While thinking about this idea, I mainly asked myself: should you keep making art, and why would someone buy it? As artists, it is our job to be dedicated creatives to hold a mirror up to society. We do not merely love to create we are in the field of grabbing the attention of audiences in a very personal, artistic way. This attention allows people to see our most crafted perspectives. This craft is a lifetime of sacrifice, practice, and investment in hopes that there will be a trade off for your art making, which is being able to continue to be impactful and creative in your artistic field —and, of course, to pay the bills. The art market and its consumers as it stands are very closed to traditional forms of exhibitions, expensive pricing, and a small group of buyers able to afford and invest in art. This may seem intimidating to both artists and consumers but we as consumers should buy from up and coming artists at affordable prices to invest in their well being and pursuit to be creative in society. I believe the trade off of buying art with the money you work for is that art plays a crucial role in helping heal people psychologically/physically, solving problems in society, and being an asset to our economy. When you buy an artists work, and have a personal perspective of someone else, you are encouraged to build empathy towards them, other people and maybe even the larger world. Your investing the money you work for in to something that plays a crucial role in the lives of people in a fair and thriving social system.  

To sum up my idea: the consumer buys art, the artists makes money to create an economy for their creative field, stabilizing their livelihood as an artist, art will encourage empathy and help lives, and this will lead to a society making more fair, humanistic, and moral/ethical decisions. Hopefully enough consumers set aside money for art and art will become more affordable/accesible, leading to enough money consistently rolling in for dedicated up and coming artists to continue their work and have greater audience to exhibit to.
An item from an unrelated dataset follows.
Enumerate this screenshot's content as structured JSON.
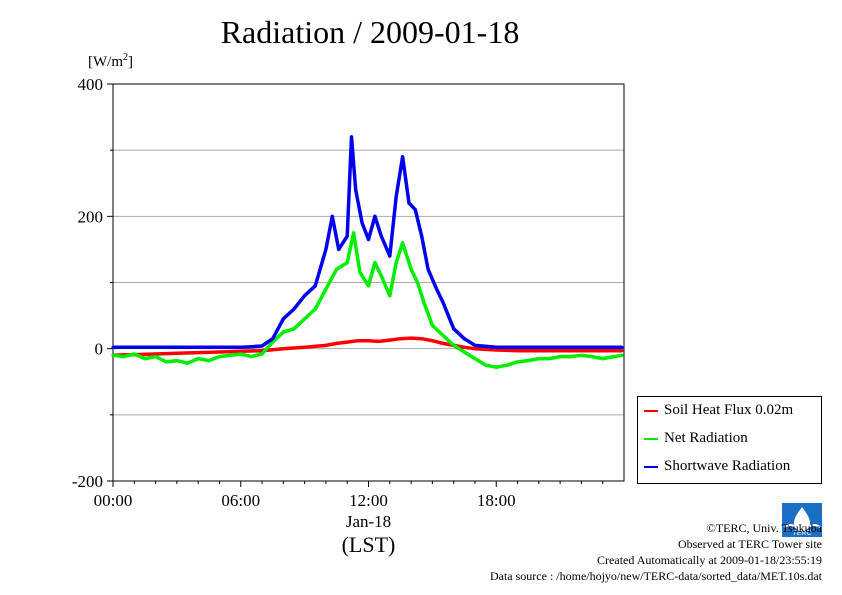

Up and coming artists could then hire and buy more to meet their demands, employ/mentor other artist in the business of their traits, which will mean more exhibits and performances will be in demand for curation in a variety of settings, and hopefully we can begin to see more programs, governments, and businesses begin to invest in and subsidize our artists as well.

So, I urge all you artists and those in the field of art, keep going and for everyone to buy a piece from an up and coming artist at least once. It’s really fun to go to exhibits looking for a piece or experience, you learn a lot about different artists and their perspectives as you go. Don’t feel intimidated by the big money art world, there are more walls and spaces to show or perform in than the traditional settings that can be greatly meaningful to the audience. Make zines, create websites, find empty spaces and walls in your community to exhibit or perform in, there are many different ways to curate and exhibit for profit! Budget, collaborate, trade, perform, practice and be yourself, truly, there is no one who can make your art; that’s why your an artist, and that’s why it’s important for you and us to create a thriving field for you. Buy art, it’ll make you a more happy and open person because behind every artist is the power to manifest love, compassion, thought, creativity and all the essentials for a thriving, innovative, peaceful, fair, and trusting future for yourself and others.